As Ana López notes, 'Mexican cinema became the great musical equalizer, regularly featuring and absorbing popular Latin American rhythms and performers, Argentine tangos (via Libertad Lamarque), Cuban rumbas (Ninón Sevilla, María Antonia Pons, Blanquita Amaro), sones (Rita Montaner), and later mambos, cha cha chas, and even sambas.' As a result, according to López, 'Mexican cinema outside the ranchera genre posited Latin American music and dance as general markers of a 'Latin-ness' increasingly dissociated from any national specific.' Again, it was radio that first picked up this cinematic trope and recirculated it across borders. Monsiváis sees radio, cinema, and sound recordings becoming complementary expressions of the same trans national aural identity during this period, 'Technology is fundamental to this process. The film and radio industries provide songs with landscapes that last. And radio, that most persuasive of media, chooses the voices and styles to be privileged, especially from 1930 onwards, after the establishment of the XEW radio station Empire.'
It was not the ranchera song, however, so deeply rooted in a Mexican cultural imaginary, but the hybridized bolero, that facilitated the development of the decade's transnational musical sound. As Monsiváis argues, before it became an industry, the bolero 'was a matter of collective creation.' Ethno-musicologists trace the diverse genealogy of the genre from its Spanish origins to its transformation into a Cuban musical and dance form, finally to its appropriation within Mexican cinema and radio.

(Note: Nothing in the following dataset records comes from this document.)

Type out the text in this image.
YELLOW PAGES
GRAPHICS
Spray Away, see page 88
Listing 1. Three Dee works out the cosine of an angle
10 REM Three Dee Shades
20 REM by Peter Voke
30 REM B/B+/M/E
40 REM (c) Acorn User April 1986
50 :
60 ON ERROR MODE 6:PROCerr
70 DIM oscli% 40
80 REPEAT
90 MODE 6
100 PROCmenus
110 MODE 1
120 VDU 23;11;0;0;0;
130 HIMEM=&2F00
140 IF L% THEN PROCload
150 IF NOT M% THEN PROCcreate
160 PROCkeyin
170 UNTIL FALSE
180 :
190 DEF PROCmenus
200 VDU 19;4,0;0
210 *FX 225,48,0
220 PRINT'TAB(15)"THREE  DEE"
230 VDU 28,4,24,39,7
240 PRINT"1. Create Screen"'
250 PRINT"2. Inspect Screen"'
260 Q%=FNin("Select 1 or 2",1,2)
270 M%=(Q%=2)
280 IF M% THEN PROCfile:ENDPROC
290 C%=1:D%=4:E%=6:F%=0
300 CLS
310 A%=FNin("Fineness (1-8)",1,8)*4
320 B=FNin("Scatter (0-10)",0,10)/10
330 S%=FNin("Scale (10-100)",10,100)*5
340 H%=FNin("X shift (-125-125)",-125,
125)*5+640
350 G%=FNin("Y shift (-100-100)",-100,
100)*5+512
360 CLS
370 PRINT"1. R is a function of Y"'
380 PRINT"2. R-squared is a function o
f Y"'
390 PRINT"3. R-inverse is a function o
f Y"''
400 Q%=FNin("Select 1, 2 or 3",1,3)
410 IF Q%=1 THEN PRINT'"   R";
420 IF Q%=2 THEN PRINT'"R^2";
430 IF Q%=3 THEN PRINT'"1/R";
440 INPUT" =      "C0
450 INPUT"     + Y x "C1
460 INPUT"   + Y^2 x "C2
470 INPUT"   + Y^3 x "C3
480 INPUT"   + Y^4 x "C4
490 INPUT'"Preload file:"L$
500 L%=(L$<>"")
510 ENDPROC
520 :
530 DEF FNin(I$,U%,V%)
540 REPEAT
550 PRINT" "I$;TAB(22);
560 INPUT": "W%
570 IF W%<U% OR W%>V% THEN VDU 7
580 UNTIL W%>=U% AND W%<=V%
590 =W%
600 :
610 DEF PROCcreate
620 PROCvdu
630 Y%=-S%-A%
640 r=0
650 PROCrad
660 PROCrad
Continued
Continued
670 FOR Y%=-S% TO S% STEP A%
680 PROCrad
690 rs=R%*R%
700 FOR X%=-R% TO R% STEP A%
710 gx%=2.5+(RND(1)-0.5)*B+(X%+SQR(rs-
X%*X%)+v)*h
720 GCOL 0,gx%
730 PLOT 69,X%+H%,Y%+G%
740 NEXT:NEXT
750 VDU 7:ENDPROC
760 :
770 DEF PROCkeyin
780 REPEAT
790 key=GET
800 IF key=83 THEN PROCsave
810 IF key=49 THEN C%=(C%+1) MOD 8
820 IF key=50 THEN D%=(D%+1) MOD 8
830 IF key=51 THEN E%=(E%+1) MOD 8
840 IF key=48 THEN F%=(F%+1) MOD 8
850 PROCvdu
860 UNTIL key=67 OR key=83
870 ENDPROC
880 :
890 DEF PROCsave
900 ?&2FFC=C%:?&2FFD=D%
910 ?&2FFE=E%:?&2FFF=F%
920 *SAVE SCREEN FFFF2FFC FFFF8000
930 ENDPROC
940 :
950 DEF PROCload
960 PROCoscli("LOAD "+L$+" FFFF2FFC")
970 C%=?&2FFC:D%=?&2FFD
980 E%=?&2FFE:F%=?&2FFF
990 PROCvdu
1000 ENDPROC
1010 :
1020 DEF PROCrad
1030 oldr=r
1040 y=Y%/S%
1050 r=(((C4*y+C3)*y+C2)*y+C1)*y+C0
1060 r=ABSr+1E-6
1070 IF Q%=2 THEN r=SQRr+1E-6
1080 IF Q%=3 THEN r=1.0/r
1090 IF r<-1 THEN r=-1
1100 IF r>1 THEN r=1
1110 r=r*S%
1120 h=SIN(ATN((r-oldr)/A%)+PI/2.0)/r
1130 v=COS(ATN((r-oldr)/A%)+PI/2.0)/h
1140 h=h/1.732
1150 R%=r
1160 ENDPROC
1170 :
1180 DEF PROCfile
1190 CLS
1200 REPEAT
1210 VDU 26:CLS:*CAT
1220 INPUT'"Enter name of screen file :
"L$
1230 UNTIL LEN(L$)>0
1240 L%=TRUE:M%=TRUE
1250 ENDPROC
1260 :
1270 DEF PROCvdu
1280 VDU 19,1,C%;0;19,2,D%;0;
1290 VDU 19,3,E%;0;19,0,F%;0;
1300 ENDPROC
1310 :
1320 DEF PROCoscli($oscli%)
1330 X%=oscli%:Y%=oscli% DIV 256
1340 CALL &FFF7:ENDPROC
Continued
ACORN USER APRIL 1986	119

The rise of the bolero coincided historically with the emergence of sound-based technologies of mass media. The 'golden age' of bolero music, 1930–60, nearly perfectly coincides with the época de oro of Mexico's export film industry. As well, that epoch is marked by the emergence of Agustín Lara and concludes with the international careers of El trio Los Panchos, whose formulation of the Mexican bolero style was inherited from Lara and who, like Lara, first came to prominence in Mexico through their performances on XEW. Los Panchos appeared in sixteen films during the 1940s and 1950s."
In conclusion, the aural identity established through music has played a prominent role in Latin American film industry, paving the way for its actors to establish successful international careers.